Ok. Sendo bem observado, a ver se não se esquece quando praticar... É que estas coisas às vezes parecem dados adquiridos e, na volta, não são.

Um Jeito Manso disse...

Oh Abraham...

Mas isso faz-se? Passa séculos sem dar um ar de sua graça e, quando aparece, é para mostrar o seu mau feitio...? Não acho bem.

E mais: se o facto de ela não se demarcar dp nefasto tempo da outra senhora (e bolas, ela também escreveu muito depois do 25, não escreveu apenas antes) não o demoveu de ler todos os seus livros (sim, porque se afirma isso com tanta certeza é porque o comprovou), é porque a qualidade da sua escrita se impôs sobre a sua não tomada de posição política.

Por isso, vá lá, deixe lá isso e confesse que gosta der os seus livros...

E faça o favor de não se ausentar por tão largos períodos, ouviu?

Um Jeito Manso disse...

Olá P. (Rufino?)

Os seus comentários, quando não está numa de desconversar politicamente ...:), trazem sempre ensinamentos engraçados.

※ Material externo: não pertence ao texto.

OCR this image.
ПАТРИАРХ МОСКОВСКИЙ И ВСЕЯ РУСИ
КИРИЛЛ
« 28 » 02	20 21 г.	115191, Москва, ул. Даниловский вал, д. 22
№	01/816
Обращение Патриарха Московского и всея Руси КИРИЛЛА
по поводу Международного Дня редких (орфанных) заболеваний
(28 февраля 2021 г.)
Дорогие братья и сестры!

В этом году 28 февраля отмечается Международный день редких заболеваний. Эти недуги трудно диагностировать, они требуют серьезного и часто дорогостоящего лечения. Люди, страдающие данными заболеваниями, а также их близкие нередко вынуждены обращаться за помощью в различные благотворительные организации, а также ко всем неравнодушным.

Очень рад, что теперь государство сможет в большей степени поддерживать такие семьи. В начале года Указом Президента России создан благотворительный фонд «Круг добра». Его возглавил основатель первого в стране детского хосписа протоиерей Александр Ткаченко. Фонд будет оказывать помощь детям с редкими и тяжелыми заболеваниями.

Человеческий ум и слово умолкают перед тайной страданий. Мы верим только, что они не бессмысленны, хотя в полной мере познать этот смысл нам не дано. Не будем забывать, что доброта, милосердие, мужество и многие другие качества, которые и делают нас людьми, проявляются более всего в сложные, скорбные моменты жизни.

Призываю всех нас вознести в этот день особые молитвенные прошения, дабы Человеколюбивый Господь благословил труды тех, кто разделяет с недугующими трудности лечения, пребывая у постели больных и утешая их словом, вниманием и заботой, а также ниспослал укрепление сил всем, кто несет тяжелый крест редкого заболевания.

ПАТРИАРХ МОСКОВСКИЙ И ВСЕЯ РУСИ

As coisas que sabe...

Por acaso, volta e meia uso a expressão 'a arte de bem cavalgar toda a cela' e nunca me tinha ocorrido pesquisar a sua origem.

É caso para dizer: uma coisa nova por dia nem sabes o bem que te fazia... e eu hoje já aprendi esta.

Thanks, P.

Isabel disse...

Livrarias, são as minhas lojas preferidas. Pode ser que um dia tenha oportunidade de entrar nessa.

Beijinhos:))

Anónimo disse...

Mas como raio se cavalga uma cela? Estando preso numa sela? Volta Agustina, que isto são os fãs - nem queiras saber dos outros...

Um Jeito Manso disse...

Olá Isabel,

Quando vier cá, tente ver se dá para ir ao Príncipe Real. Vai ver que vai gostar.

Beijinho!

Um Jeito Manso disse...

Olá Anónimo/Anónima bem selado/a,

Quer crer que, ao ler o seu comentário, fiquei a pensar 'mas que diabo de trocadilho é este....?'?

E às tantas pensei: 'Querem lá ver que o P. se enganou e escreveu 'cela?' E, ao passar os olhos à procura do comentário dele, dei com o meu... Fogo. Que mau... Acho que foi daqueles erros de simpatia... Mas, caraças, que mau, não tem desculpa.

Portanto, agora, não apenas estou a achar imensa graça ao seu comentário como acho que foi brando demais. E o drama é que não consigo chegar ali acima ao comentário e emendar. Portanto, só me resta aqui ficar, com orelhas de burro, à espera de quem aqui quiser vier gozar comigo.

Snif, snif.

P. disse...

Assiste toda a razão na crítica à Cela, pois devia ser...Sela. Um tipo põe-se a pensar em Camilo Castelo Branco que esteve numa Cela na Relação do Porto e depois dá no que dá.
A Arte de Cavalgar toda a ... Sela. Assim deve ser. A escrita num Blogue por vezes dá nestas desatenções - que não têm desculpa, todavia. Errar é humano, lá dizem!
Cavalguem-na bem, minhas senhoras e meus senhores e verão quão satisfeitos ficarão.
(também gosto de uma boa sela de borrego. Ou de borrega. Bem temperada e cozinhada é um bom pitéu!)

Paulo Batista disse...

Uhm, um escritor para ser escritor é grande se for ou um dos grandes neorealistas, ou um escritor ideologicamente engajado ou, vá, que pelo menos na sua vida pública para lá dos livros faça umas declarações engajadas ideologicamente.
A Agustina trata sobretudo das vidinhas das nossas elites, não tanto das vidinhas político ideológicas mas do seu carácter diria até psicológico. E é aí, nessas entranhas escondidos, que revela o mau "génio" das gentes que sustentaram os anos de ditadura em que ela viveu. Talvez percebendo melhor que ninguém a fatalidade de tal situação face ao caráter dominante de tais elites.
Digo eu, que não percebo lá grande coisa de.literatura, que sou gosto de muitos neorealistas ou de escritores ideologicamente engajados à esquerda e situo-me no quadrante ideologicamente da esquerda "liberal".

Paulo Batista disse...

Perdoem-me o péssimo português. A escrever no telemóvel, ao ritmo dos solavancos de um comboio suburbano e bastante cansado não é fácil.